Erst, nachdem sie den Bissen gekaut und heruntergeschluckt hatte, antwortete sie. »Ja. Aber ich mache den Bacon noch knuspriger.«
Sie schnitt ein Stück vom Eiweiß an, legte einen weiteren Bacon-Brösel darauf und schob sich das Ganze in den Mund. Offensichtlich aß sie sehr langsam. Da das Frühstück eine Weile dauern würde, versuchte Tatum, sich mehr Zeit zu lassen. Er hatte schon ein Drittel seines Frühstücks verspeist, während sie erst zwei Bissen genommen hatte.
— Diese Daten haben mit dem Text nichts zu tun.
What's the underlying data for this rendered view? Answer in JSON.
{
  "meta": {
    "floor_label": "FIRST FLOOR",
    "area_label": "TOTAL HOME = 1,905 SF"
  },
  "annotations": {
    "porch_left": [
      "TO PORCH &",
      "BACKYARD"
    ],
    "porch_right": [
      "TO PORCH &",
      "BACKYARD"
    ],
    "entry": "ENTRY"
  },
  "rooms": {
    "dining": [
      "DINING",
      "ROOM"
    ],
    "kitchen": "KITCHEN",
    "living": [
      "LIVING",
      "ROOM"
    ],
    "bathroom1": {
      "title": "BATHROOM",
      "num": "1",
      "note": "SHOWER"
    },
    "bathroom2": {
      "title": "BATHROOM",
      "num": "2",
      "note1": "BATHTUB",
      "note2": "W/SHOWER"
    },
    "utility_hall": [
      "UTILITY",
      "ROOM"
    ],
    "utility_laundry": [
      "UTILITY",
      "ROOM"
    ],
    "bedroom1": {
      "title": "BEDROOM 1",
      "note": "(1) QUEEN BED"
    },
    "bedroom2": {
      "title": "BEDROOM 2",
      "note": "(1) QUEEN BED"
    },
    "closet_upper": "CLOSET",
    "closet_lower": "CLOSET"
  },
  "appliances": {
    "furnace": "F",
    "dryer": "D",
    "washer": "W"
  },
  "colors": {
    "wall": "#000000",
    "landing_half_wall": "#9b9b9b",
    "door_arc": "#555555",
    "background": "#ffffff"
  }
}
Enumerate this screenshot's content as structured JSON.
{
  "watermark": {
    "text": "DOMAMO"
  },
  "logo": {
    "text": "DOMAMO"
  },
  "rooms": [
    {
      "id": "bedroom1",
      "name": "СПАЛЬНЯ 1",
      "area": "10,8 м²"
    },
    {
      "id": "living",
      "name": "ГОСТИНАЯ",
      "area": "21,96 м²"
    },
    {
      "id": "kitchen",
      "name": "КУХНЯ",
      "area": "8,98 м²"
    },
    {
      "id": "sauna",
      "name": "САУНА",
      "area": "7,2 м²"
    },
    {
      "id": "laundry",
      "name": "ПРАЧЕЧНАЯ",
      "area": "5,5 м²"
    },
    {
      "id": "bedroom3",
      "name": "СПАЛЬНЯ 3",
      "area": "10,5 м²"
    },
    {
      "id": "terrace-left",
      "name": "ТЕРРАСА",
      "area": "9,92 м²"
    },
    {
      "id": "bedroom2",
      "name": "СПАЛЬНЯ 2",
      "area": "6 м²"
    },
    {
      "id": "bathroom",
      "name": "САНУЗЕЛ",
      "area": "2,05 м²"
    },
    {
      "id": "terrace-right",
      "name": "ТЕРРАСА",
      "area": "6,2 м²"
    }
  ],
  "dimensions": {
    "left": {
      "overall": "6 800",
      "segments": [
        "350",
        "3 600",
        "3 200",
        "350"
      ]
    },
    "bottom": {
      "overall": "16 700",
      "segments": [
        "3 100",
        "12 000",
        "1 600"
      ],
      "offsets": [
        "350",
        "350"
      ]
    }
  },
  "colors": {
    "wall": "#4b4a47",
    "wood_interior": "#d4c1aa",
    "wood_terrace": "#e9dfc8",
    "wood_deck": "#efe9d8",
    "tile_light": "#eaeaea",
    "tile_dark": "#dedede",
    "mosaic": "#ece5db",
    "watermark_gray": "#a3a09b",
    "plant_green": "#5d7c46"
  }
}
»Um noch mal auf den Fall zurückzukommen«, sagte er in dem Versuch, ein sicheres Thema anzuschneiden. »Die Polizei hat einen hiesigen Profiler hinzugezogen, einen Dr. Bernstein.«
Zoe rümpfte angewidert die Nase, als hätte er eine widerliche Hautkrankheit erwähnt. »Oh!«
»Kennen Sie ihn?«
»Ich habe ihn ein paarmal im Fernsehen gesehen.«
»Meiner Ansicht nach taugt er nichts«, gab Tatum zu. »Ich habe bezüglich des Falles einige Ideen, aber die Ermittler wollen nicht auf mich, sondern nur auf ihn hören.«
»Okay.«
»Daher dachte ich, Sie gehen da rein und beeindrucken sie mit Ihren Referenzen. Da Sie Zivilistin sind, wird man garantiert freundlicher mit Ihnen umspringen. Danach könnten Sie mir ein wenig den Rücken stärken, damit wir mit den Ermittlungen vorankommen.«
»Oh!«, murmelte Zoe. »Sie haben sich das ja schon alles genau überlegt. Dann haben Sie offensichtlich eine gute Idee.«
»Mehrere sogar«, bestätigte Tatum.
»Und Sie haben um meine Hilfe gebeten, damit Sie die Konkurrenz loswerden.«
»Nun ja …« Tatum zögerte. »Natürlich möchte ich auch Ihre Meinung hören.«
»Natürlich.«
Irgendwo musste er sich falsch ausgedrückt haben, und er versuchte sofort, seinen Fehler wiedergutzumachen. »Ich habe gehört, Sie hätten im Stokes-Fall richtig gute Arbeit geleistet.«
»Ach ja?«, meinte Zoe desinteressiert und baute sich eine weitere Skulptur aus Bacon, Ei und Toast. »Wie schön. Wer weiß, vielleicht werde ich ja eines Tages noch so gut wie ein richtiger FBI-Agent.«
Tatum seufzte. In letzter Zeit konnte er es offenbar niemandem recht machen.